1.BÖLÜM:GÖLGESİNE TAKILAN KADIN

3.1K 602 2.7K
                                    






1.BÖLÜM:GÖLGESİNE TAKILAN KADIN

Perdenin Ardındakiler | Beni Kendinde Kurtar



Gölgesine takılıp yere düşen kadının yaraları acıyordu.

Onsuz geçen dört yılın yalnızlığını onunla birlikte o karanlık, soğuk, kimsesiz mezara gömmüştüm. Ölümün çaresizliğini, sevginin azabı kadar gerçek yapan onun gidişiydi. O benden gitmişti ama ben ona gidememiştim.

Beni onsuz bırakmışlardı. Ciğerlerime aldığım soluğuma acımasızca kurşunlarını saplamışlardı. Acıyordu.

Bu acı normal değildi. Kimsesizliğin ve onsuzluğun ağırlığı ruhumda bu denli yaralar açarken, nasıl yaşayabilirdim?

Şeytanın intikam dilenen fısıldayışlarını görmezden nasıl gelebilirdim?

Görmezden gelmiştim çünkü şeytanın o intikam dilenen fısıltısı bile benim için yeterli gelmiyordu artık. Kendime durmadan söylediğim o cümleyi tekrar tekrar zihnimin küflü duvarlarına çarptırıyor ve o sefil kuyudan çıkmasına izin vermiyordum.

Hiçbir şey bitmemişti!

Her şey daha yeni başlıyordu.

Sesli söylemekten korktuğum o şeye dönüşmüştüm ben. Bir süre nefesimi tutum ve kendime itiraf ettim. Biliyordum artık ben kötü insan olmuştum. Ben onun sevdiği kadın değildim, ben onun intikamını almak isteyen kadındım.

Ben onun tanıdığı kadından çok uzaktım.
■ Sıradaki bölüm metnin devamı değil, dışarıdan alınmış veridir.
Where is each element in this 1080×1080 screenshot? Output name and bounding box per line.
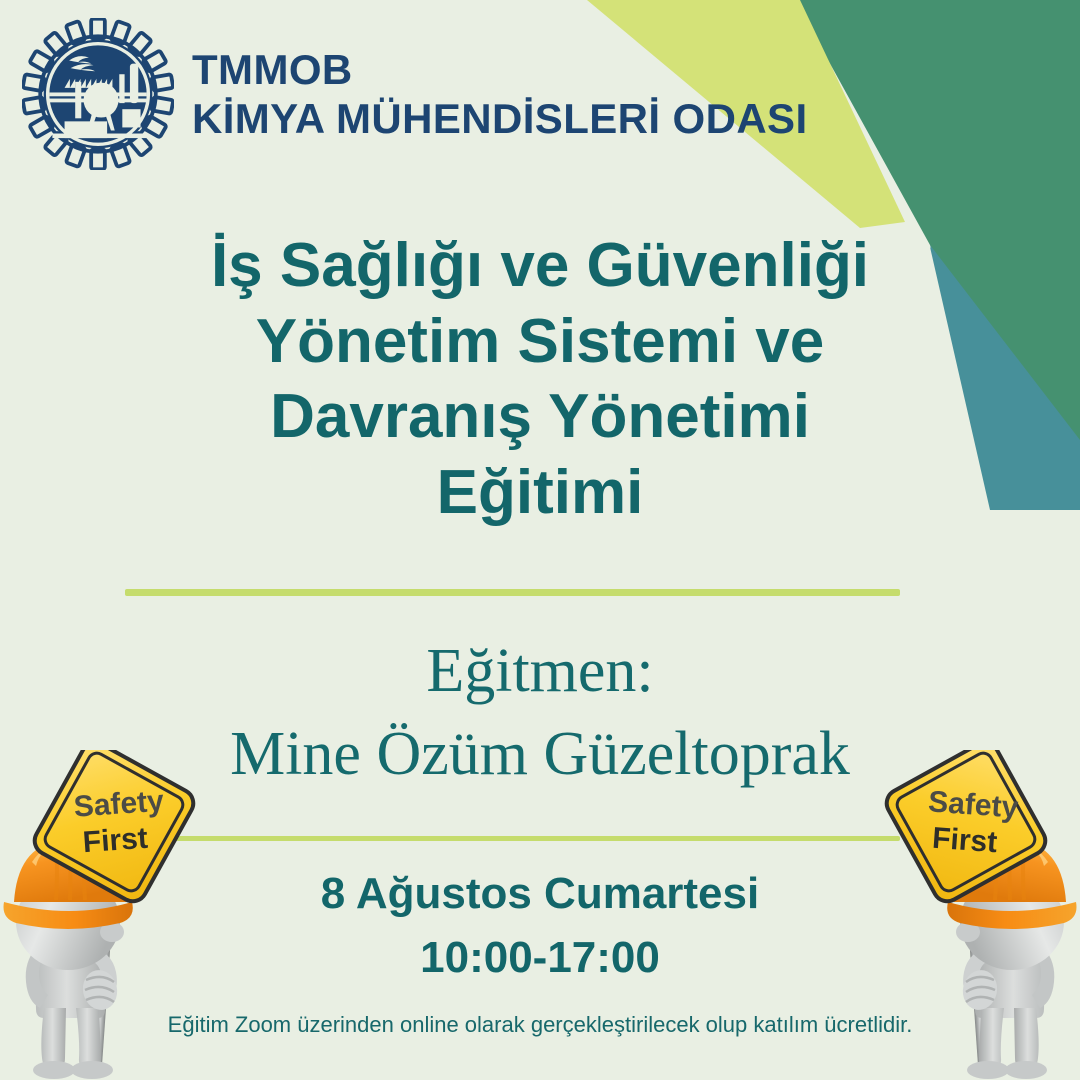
sign-text-line2-right: First <box>931 822 998 859</box>
sign-text-line2: First <box>82 822 149 859</box>
org-line-tmmob: TMMOB <box>192 46 808 93</box>
title-line-4: Eğitimi <box>120 455 960 531</box>
divider-top <box>125 589 900 596</box>
page-title: İş Sağlığı ve Güvenliği Yönetim Sistemi … <box>0 228 1080 531</box>
title-line-3: Davranış Yönetimi <box>120 379 960 455</box>
organization-name: TMMOB KİMYA MÜHENDİSLERİ ODASI <box>192 46 808 142</box>
safety-mascot-right: Safety First <box>834 750 1080 1080</box>
title-line-1: İş Sağlığı ve Güvenliği <box>120 228 960 304</box>
org-line-chamber: KİMYA MÜHENDİSLERİ ODASI <box>192 95 808 142</box>
safety-mascot-left: Safety First <box>0 750 246 1080</box>
instructor-label: Eğitmen: <box>0 630 1080 713</box>
mascot-body <box>16 874 124 1079</box>
sign-text-line1: Safety <box>73 785 165 824</box>
poster-header: TMMOB KİMYA MÜHENDİSLERİ ODASI <box>22 18 808 170</box>
event-poster: TMMOB KİMYA MÜHENDİSLERİ ODASI İş Sağlığ… <box>0 0 1080 1080</box>
sign-text-line1-right: Safety <box>927 785 1019 824</box>
tmmob-gear-logo-icon <box>22 18 174 170</box>
title-line-2: Yönetim Sistemi ve <box>120 304 960 380</box>
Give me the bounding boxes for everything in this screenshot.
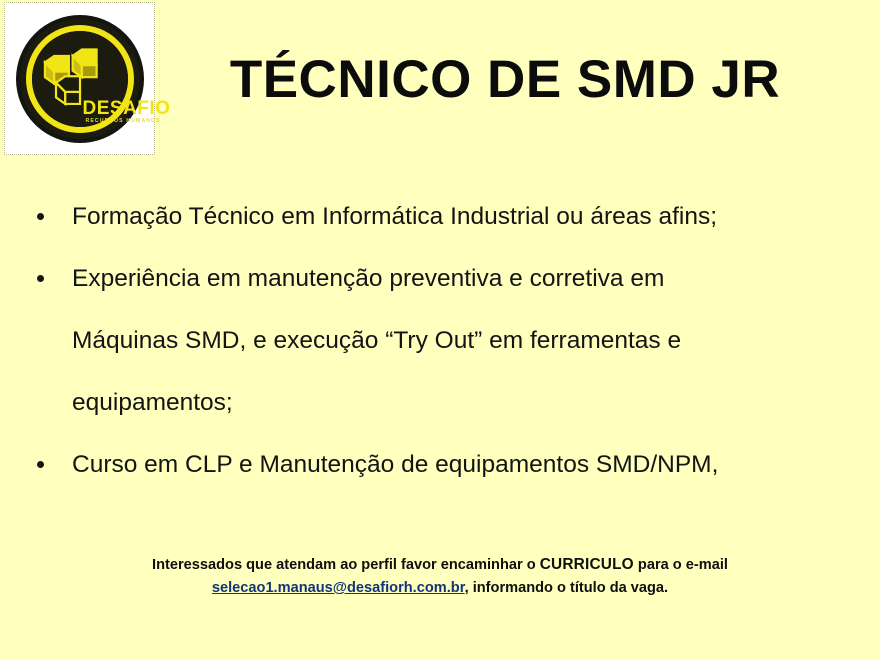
list-item-label: Formação Técnico em Informática Industri… xyxy=(72,186,866,248)
bullet-dot-icon xyxy=(37,213,44,220)
footer-line2: selecao1.manaus@desafiorh.com.br, inform… xyxy=(0,577,880,600)
logo-tagline-text: RECURSOS HUMANOS xyxy=(86,119,161,124)
email-link[interactable]: selecao1.manaus@desafiorh.com.br xyxy=(212,580,465,596)
list-item-label-cont: equipamentos; xyxy=(72,372,866,434)
list-item: Experiência em manutenção preventiva e c… xyxy=(26,248,866,434)
bullet-dot-icon xyxy=(37,461,44,468)
logo-brand-text: DESAFIO xyxy=(83,99,171,118)
footer-instructions: Interessados que atendam ao perfil favor… xyxy=(0,553,880,600)
requirements-list: Formação Técnico em Informática Industri… xyxy=(26,186,866,496)
footer-line2-after: , informando o título da vaga. xyxy=(465,580,669,596)
slide-canvas: DESAFIO RECURSOS HUMANOS TÉCNICO DE SMD … xyxy=(0,0,880,660)
page-title: TÉCNICO DE SMD JR xyxy=(175,52,835,108)
footer-line1-after: para o e-mail xyxy=(634,557,728,573)
footer-curriculo-emphasis: CURRICULO xyxy=(540,556,634,573)
desafio-logo-icon: DESAFIO RECURSOS HUMANOS xyxy=(16,15,144,143)
logo-disc: DESAFIO RECURSOS HUMANOS xyxy=(32,31,128,127)
footer-line1-before: Interessados que atendam ao perfil favor… xyxy=(152,557,540,573)
list-item: Formação Técnico em Informática Industri… xyxy=(26,186,866,248)
logo-frame: DESAFIO RECURSOS HUMANOS xyxy=(4,2,155,155)
list-item-label-cont: Máquinas SMD, e execução “Try Out” em fe… xyxy=(72,310,866,372)
list-item-label: Experiência em manutenção preventiva e c… xyxy=(72,248,866,310)
list-item: Curso em CLP e Manutenção de equipamento… xyxy=(26,434,866,496)
list-item-label: Curso em CLP e Manutenção de equipamento… xyxy=(72,434,866,496)
bullet-dot-icon xyxy=(37,275,44,282)
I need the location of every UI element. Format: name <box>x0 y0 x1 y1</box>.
Bambaşka biriydim.

Soğuk havanın içimi ürperttiği, saçlarımı usulca okşadığı bahçede otururken parmak uçlarımda tuttuğum sigaranın dumanını içime çekiyordum. İçime çektiğim sigaranın gri dumanını gecenin sessizliğine üflerken, dumanın kızıl saçlarımı okşayarak intihar ediyordu. Başımı usulca gıcırdayan kapıya çevirdiğimde bahçenin zifiri karanlığını aniden aydınlatan cılız ışık huzmesiyle gözlerimi kısmak zorunda kaldım. Usul usul açtığım gözlerimle karşı evden çıkan Ahmet amcayı ve tanımadığım iri yapılı birini görmemle kaşlarımdan biri yavaşça yukarıya kalktı.

Gözlerimi ayırmadan baktığım ikili beni henüz görememişti. Parmak uçlarımla tuttuğum sigarayı tekrar dudaklarımın arasına almak için hareketlenmiştim ki Ahmet amcanın Ayladùa diyen yumuşacık sesiyle elim havada asılı kaldı. Havada asılı kalan elime komut verip sigaramdan tekrar bir nefes içime çekip ayırmadığım gözlerimle doğrudan Ahmet amcayı cevapladım.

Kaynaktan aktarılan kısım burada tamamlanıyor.